Jonathan Tobin
Contentions/Commentary
10 August '10
When Israeli Prime Minister Benjamin Netanyahu assented last week to Israeli participation in a United Nations panel investigating the May 31 Gaza flotilla incident, he said that his country had “nothing to hide” and that he had been assured that the group would only review the results of previous investigations — including Israel’s — and that it would not conduct its own inquiry. But at the same time that Netanyahu spoke as though he had gotten the better of his country’s foes at the world body, UN Secretary-General Ban Ki-moon gave a mandate to the panel that was vague enough to also convince Turkey — whose goal at this point is to brand Israel as the criminal in the affair — that the UN effort serves its interests as well.

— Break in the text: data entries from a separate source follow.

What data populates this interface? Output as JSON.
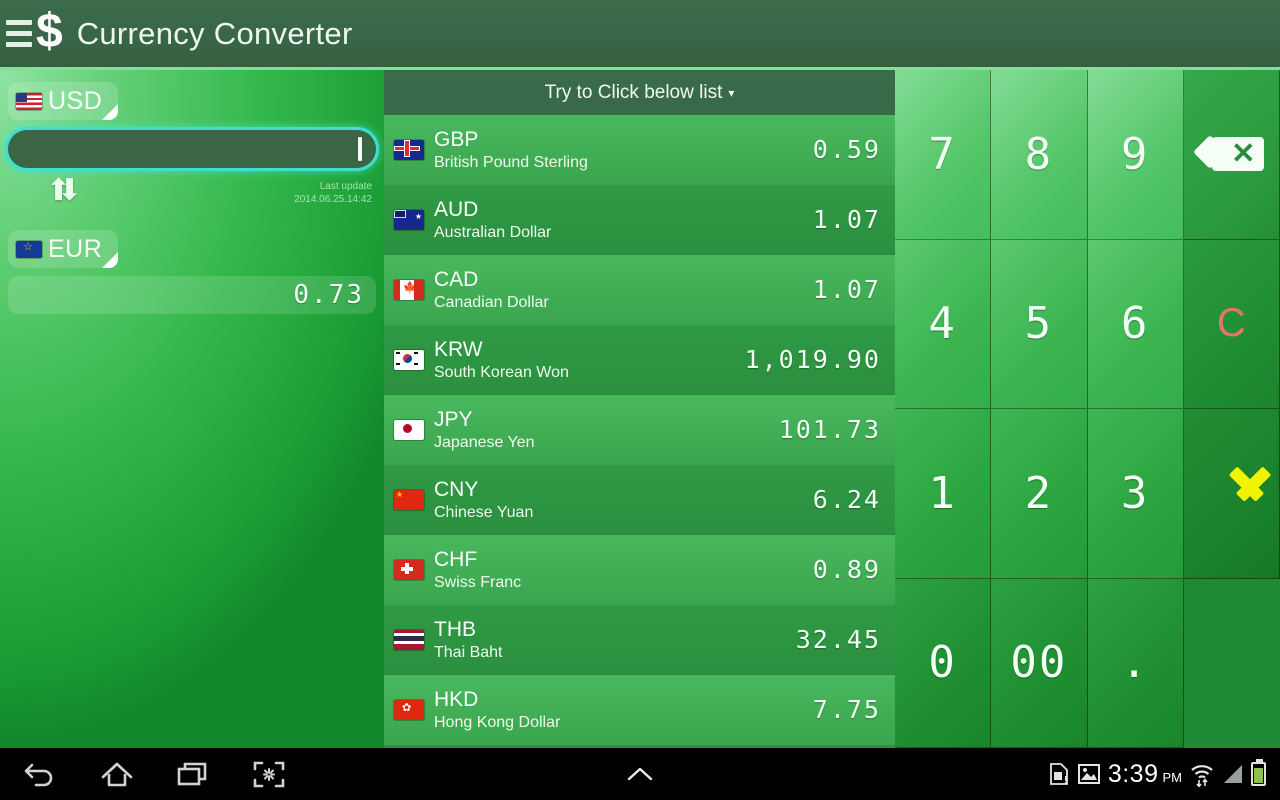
{
  "titlebar": {
    "menu_icon": "hamburger-icon",
    "logo_icon": "dollar-icon",
    "logo_glyph": "$",
    "title": "Currency Converter"
  },
  "converter": {
    "from": {
      "code": "USD",
      "flag": "flag-us"
    },
    "to": {
      "code": "EUR",
      "flag": "flag-eu"
    },
    "amount_value": "",
    "amount_placeholder": "",
    "swap_icon": "swap-arrows-icon",
    "last_update_label": "Last update",
    "last_update_value": "2014.06.25.14:42",
    "result_value": "0.73"
  },
  "list": {
    "header": "Try to Click below list",
    "header_caret": "▾",
    "rows": [
      {
        "code": "GBP",
        "name": "British Pound Sterling",
        "rate": "0.59",
        "flag": "flag-gb"
      },
      {
        "code": "AUD",
        "name": "Australian Dollar",
        "rate": "1.07",
        "flag": "flag-au"
      },
      {
        "code": "CAD",
        "name": "Canadian Dollar",
        "rate": "1.07",
        "flag": "flag-ca"
      },
      {
        "code": "KRW",
        "name": "South Korean Won",
        "rate": "1,019.90",
        "flag": "flag-kr"
      },
      {
        "code": "JPY",
        "name": "Japanese Yen",
        "rate": "101.73",
        "flag": "flag-jp"
      },
      {
        "code": "CNY",
        "name": "Chinese Yuan",
        "rate": "6.24",
        "flag": "flag-cn"
      },
      {
        "code": "CHF",
        "name": "Swiss Franc",
        "rate": "0.89",
        "flag": "flag-ch"
      },
      {
        "code": "THB",
        "name": "Thai Baht",
        "rate": "32.45",
        "flag": "flag-th"
      },
      {
        "code": "HKD",
        "name": "Hong Kong Dollar",
        "rate": "7.75",
        "flag": "flag-hk"
      }
    ]
  },
  "keypad": {
    "keys": [
      {
        "label": "7",
        "name": "key-7"
      },
      {
        "label": "8",
        "name": "key-8"
      },
      {
        "label": "9",
        "name": "key-9"
      },
      {
        "label": "",
        "name": "key-backspace",
        "icon": "backspace-icon"
      },
      {
        "label": "4",
        "name": "key-4"
      },
      {
        "label": "5",
        "name": "key-5"
      },
      {
        "label": "6",
        "name": "key-6"
      },
      {
        "label": "C",
        "name": "key-clear"
      },
      {
        "label": "1",
        "name": "key-1"
      },
      {
        "label": "2",
        "name": "key-2"
      },
      {
        "label": "3",
        "name": "key-3"
      },
      {
        "label": "",
        "name": "key-hide-keyboard",
        "icon": "chevron-down-icon"
      },
      {
        "label": "0",
        "name": "key-0"
      },
      {
        "label": "00",
        "name": "key-double-zero"
      },
      {
        "label": ".",
        "name": "key-decimal-point"
      }
    ],
    "clear_color": "#e8736a",
    "hide_color": "#f2f205"
  },
  "systembar": {
    "back_icon": "back-icon",
    "home_icon": "home-icon",
    "recents_icon": "recents-icon",
    "screenshot_icon": "screenshot-icon",
    "expand_icon": "chevron-up-icon",
    "sdcard_icon": "sdcard-warning-icon",
    "gallery_icon": "image-icon",
    "time": "3:39",
    "ampm": "PM",
    "wifi_icon": "wifi-icon",
    "signal_icon": "signal-icon",
    "battery_icon": "battery-icon"
  }
}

Unsurprisingly, one week later, it appears as though the Turks had better cause to be pleased by the UN than does Israel. At a news conference yesterday in New York, the AP reports that Ban denied that the UN panel would refrain from calling its own witnesses about the incident, including Israeli army soldiers who had taken part in the seizure of the Turkish ships that sought to break the blockade of Hamas-run Gaza. Israeli officials had previously said that their participation had been conditional on the promise that their soldiers would not be hauled in front of a UN star chamber. In response to Ban’s backtracking on that promise, Netanyahu’s office issued a statement saying that “Israel will not cooperate with and will not take part in any panel that seeks to interrogate Israeli soldiers.”